Winnick might not be the most elegant writer. I think the thing is when he
"tires" to write a message, it gets clunky.... but when he doesn't "try" he ends up tell a good story WITH a message and it is seamless.

Date: 2011-07-27 10:44 pm (UTC)
shadowpsykie: (Happy Willow)
From: [personal profile] shadowpsykie
hey i'd like to try and sooth you a little (in a good way not a weird way.... hmmm it probably got weird with me say that.... ignore that... damit why am I still typing!) So here is part of an interview, and a link to an interview on cbr (thanks to Whitesycamore below) hope this helps a little

Africa is both tumultuous in terms of its history and its politics, and it allows us to go in so many places we really can't go when it comes to talking about the United States. Because the reality in Africa is that it is a beautiful, majestic and also incredibly dangerous continent. When writing about superheroes here in the States, there is a lot of stuff I have to make up. That's just my function. In Africa you truly do have revolutions and wars being fought, dictators being overthrown, governments trying to be instituted where there are warlords or entire armies made up of children -- just crazy, over the top stuff that should be the stuff of fiction but isn't. These are the things we get to tap into, this is the landscape we get to work in and the canvas we get to work on, along with the superheroes. It is high adventure, don't get me wrong. Lots of guys in costume, lots of super bad guys, but set against this volatile landscape, which will make it interesting

(interview here: http://www.comicbookresources.com/?page=article&id=32731 )

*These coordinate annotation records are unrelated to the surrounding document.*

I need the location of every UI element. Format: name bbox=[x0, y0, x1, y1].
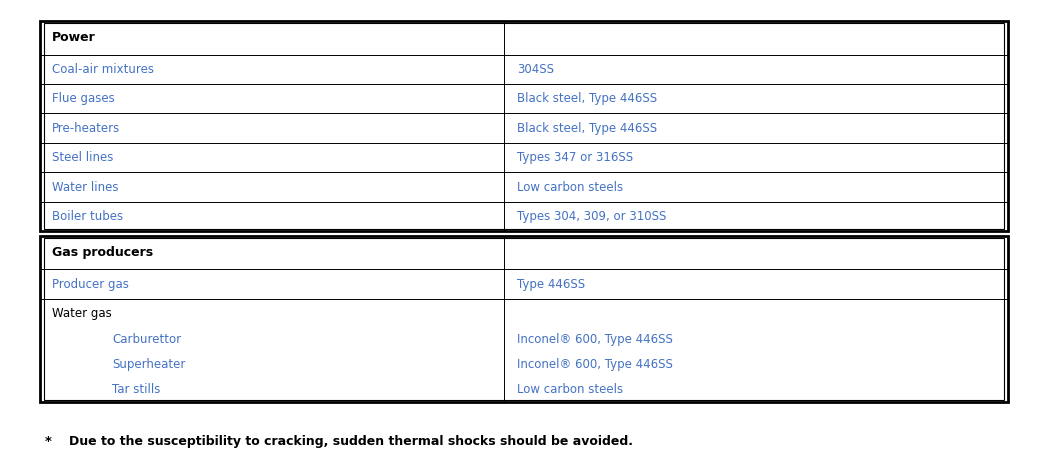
Text: Type 446SS: Type 446SS bbox=[516, 278, 585, 290]
Bar bbox=[40, 21, 1008, 231]
Text: Gas producers: Gas producers bbox=[52, 246, 153, 259]
Text: Types 304, 309, or 310SS: Types 304, 309, or 310SS bbox=[516, 210, 666, 223]
Text: Steel lines: Steel lines bbox=[52, 151, 113, 164]
Text: Producer gas: Producer gas bbox=[52, 278, 129, 290]
Text: Low carbon steels: Low carbon steels bbox=[516, 382, 623, 396]
Text: Inconel® 600, Type 446SS: Inconel® 600, Type 446SS bbox=[516, 333, 672, 346]
Text: Coal-air mixtures: Coal-air mixtures bbox=[52, 63, 154, 76]
Text: Types 347 or 316SS: Types 347 or 316SS bbox=[516, 151, 633, 164]
Text: Flue gases: Flue gases bbox=[52, 92, 115, 105]
Text: Power: Power bbox=[52, 31, 96, 44]
Text: Black steel, Type 446SS: Black steel, Type 446SS bbox=[516, 92, 657, 105]
Text: Tar stills: Tar stills bbox=[112, 382, 160, 396]
Bar bbox=[44, 238, 1004, 400]
Text: Black steel, Type 446SS: Black steel, Type 446SS bbox=[516, 122, 657, 134]
Text: Low carbon steels: Low carbon steels bbox=[516, 181, 623, 193]
Text: Water lines: Water lines bbox=[52, 181, 119, 193]
Text: 304SS: 304SS bbox=[516, 63, 554, 76]
Text: Superheater: Superheater bbox=[112, 358, 185, 371]
Text: Inconel® 600, Type 446SS: Inconel® 600, Type 446SS bbox=[516, 358, 672, 371]
Text: Pre-heaters: Pre-heaters bbox=[52, 122, 121, 134]
Text: Water gas: Water gas bbox=[52, 306, 111, 319]
Bar bbox=[44, 23, 1004, 229]
Text: Boiler tubes: Boiler tubes bbox=[52, 210, 123, 223]
Bar bbox=[40, 236, 1008, 402]
Text: Carburettor: Carburettor bbox=[112, 333, 181, 346]
Text: *: * bbox=[45, 435, 52, 448]
Text: Due to the susceptibility to cracking, sudden thermal shocks should be avoided.: Due to the susceptibility to cracking, s… bbox=[69, 435, 633, 448]
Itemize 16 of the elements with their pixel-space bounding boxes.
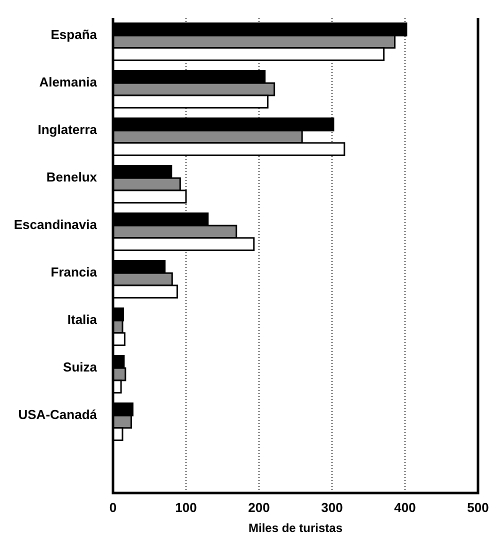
- y-tick-label: USA-Canadá: [18, 407, 98, 422]
- y-tick-label: Francia: [50, 264, 98, 280]
- x-tick-label: 100: [175, 500, 197, 516]
- y-tick-label: España: [50, 27, 98, 42]
- x-tick-label: 200: [248, 500, 270, 516]
- x-axis-title: Miles de turistas: [248, 521, 343, 535]
- x-tick-label: 300: [321, 500, 343, 516]
- x-tick-label: 400: [394, 500, 416, 516]
- y-tick-label: Escandinavia: [14, 217, 98, 232]
- y-tick-label: Inglaterra: [38, 122, 98, 138]
- x-tick-label: 0: [109, 500, 117, 516]
- y-tick-label: Italia: [67, 312, 98, 328]
- y-tick-label: Benelux: [46, 170, 98, 185]
- y-tick-label: Alemania: [39, 74, 98, 90]
- x-tick-label: 500: [467, 500, 489, 516]
- y-tick-label: Suiza: [63, 360, 98, 375]
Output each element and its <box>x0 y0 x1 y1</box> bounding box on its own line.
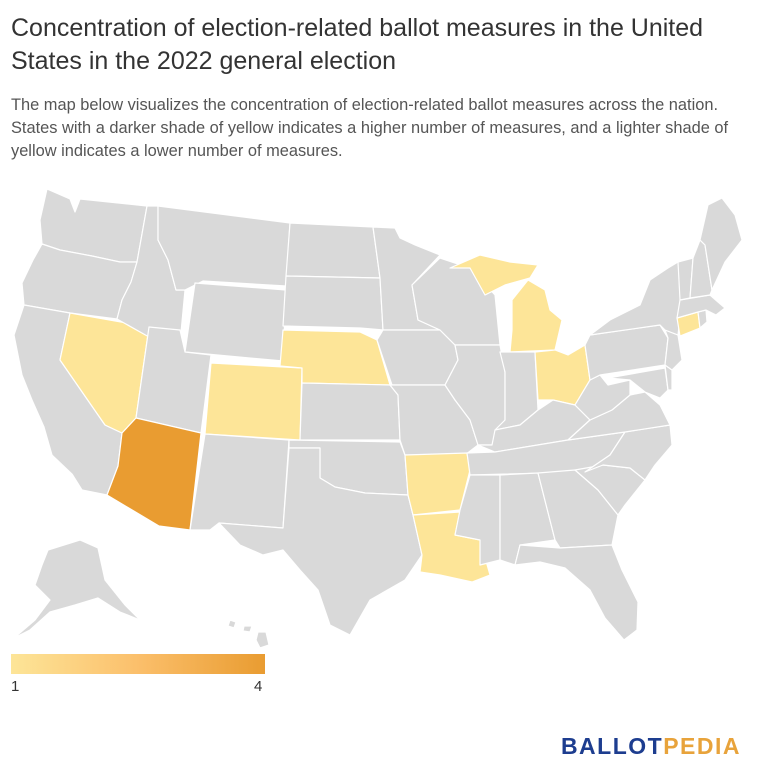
state-maine[interactable] <box>699 197 743 291</box>
state-hawaii[interactable] <box>227 619 270 649</box>
state-michigan-lower[interactable] <box>509 279 563 353</box>
state-arkansas[interactable] <box>404 452 471 516</box>
state-south-dakota[interactable] <box>282 275 384 331</box>
state-michigan-upper[interactable] <box>449 254 539 296</box>
state-florida[interactable] <box>514 544 639 641</box>
map-title: Concentration of election-related ballot… <box>11 14 704 75</box>
state-kansas[interactable] <box>299 382 401 441</box>
state-massachusetts[interactable] <box>676 294 726 319</box>
brand-part1: BALLOT <box>560 733 664 759</box>
state-north-carolina[interactable] <box>584 424 673 481</box>
state-arizona[interactable] <box>106 417 202 531</box>
legend-color-scale <box>11 654 265 674</box>
state-new-york[interactable] <box>589 261 683 336</box>
state-north-dakota[interactable] <box>285 222 381 279</box>
state-alaska[interactable] <box>13 539 141 639</box>
state-wyoming[interactable] <box>184 282 287 362</box>
state-iowa[interactable] <box>376 329 459 386</box>
state-texas[interactable] <box>218 447 423 636</box>
legend-max-label: 4 <box>254 678 263 695</box>
us-choropleth-map <box>13 188 743 649</box>
map-description: The map below visualizes the concentrati… <box>11 96 729 160</box>
state-colorado[interactable] <box>204 362 303 441</box>
state-montana[interactable] <box>157 205 291 291</box>
ballotpedia-logo[interactable]: BALLOTPEDIA <box>561 733 741 760</box>
brand-part2: PEDIA <box>663 733 741 759</box>
state-rhode-island[interactable] <box>697 309 708 329</box>
state-new-mexico[interactable] <box>189 433 290 531</box>
legend-min-label: 1 <box>11 678 20 695</box>
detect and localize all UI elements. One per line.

Date: 2011-07-28 01:59 am (UTC)
marco: (Rita)
From: [personal profile] marco
Oh man... Hm. Yeah. I don't know what to feel at all now. vuv;

That wording was... Well. I don't know. It wasn't all bad, but it felt so othering at times. Earlier while I was out, I thought of how someone used "exotic" to describe a particular character and how while I like the sound of the word (because I used it all the time growing up), I've come to hate it because it is very othering. The whole premise is how "different" it makes the subject, and it's one of those things to me that comes off feeling like when people try to justify the model minority thing. ("Oh, you're Asian, so you must be smart!" ; Totally doesn't see how racially insensitive if not outright racist that statement is.)

Also, it does feel like it comes from such a place of privilege. It's like the matter where people don't believe something is feminist unless a man points it out, and it also reminds me a little of a post (and some connected links) from Racialicious about the novel and movie The Help. I think another part that bugs me about all this is he talks about it as if America doesn't have a lot of this stuff in its history (and sadly, some of it ongoing now). It's all kind of awkward.

I'm glad at least that Winick won't try to politicize the comic and anything (going by what he says), but again, I don't like that he feels that stuff has come up just because the comic is set in Africa. (And again, in his very first lines, he calls Africa dangerous. He probably means a very kind of dangerous than is typically used for the NA, but it's phrased as though plenty of people here don't live dangerous lives. It's the implications that go with it to me.)

On the plus side, I'm interested in what he'll do with the supporting cast. On the down side, I'm sad that it sounds like Africa only has one superhero (or at least, Bat family member) to cover it. The parallel to the Batfamily of Gotham to Batwing's is close yet distant there.

It all feels kind of touch and go... From everything about what Winick sees Africa as, how he parallels Africa to the US and the way his research sounds. I'm glad he's doing research, but to me, it doesn't make me feel like we're going to get something out of it the way we did when Bryke thoroughly researched for AtLA. It feels kind of close, but kind of stunted because of this focus on the "danger" and "corrupt" and "ravaged" aspect. (I say focus because he brings it up a lot.)

Really, we can only wait and see. I think I may be more interested in how discussions and impressions here will go when scans are finally posted, more than I'm interested in the comic itself.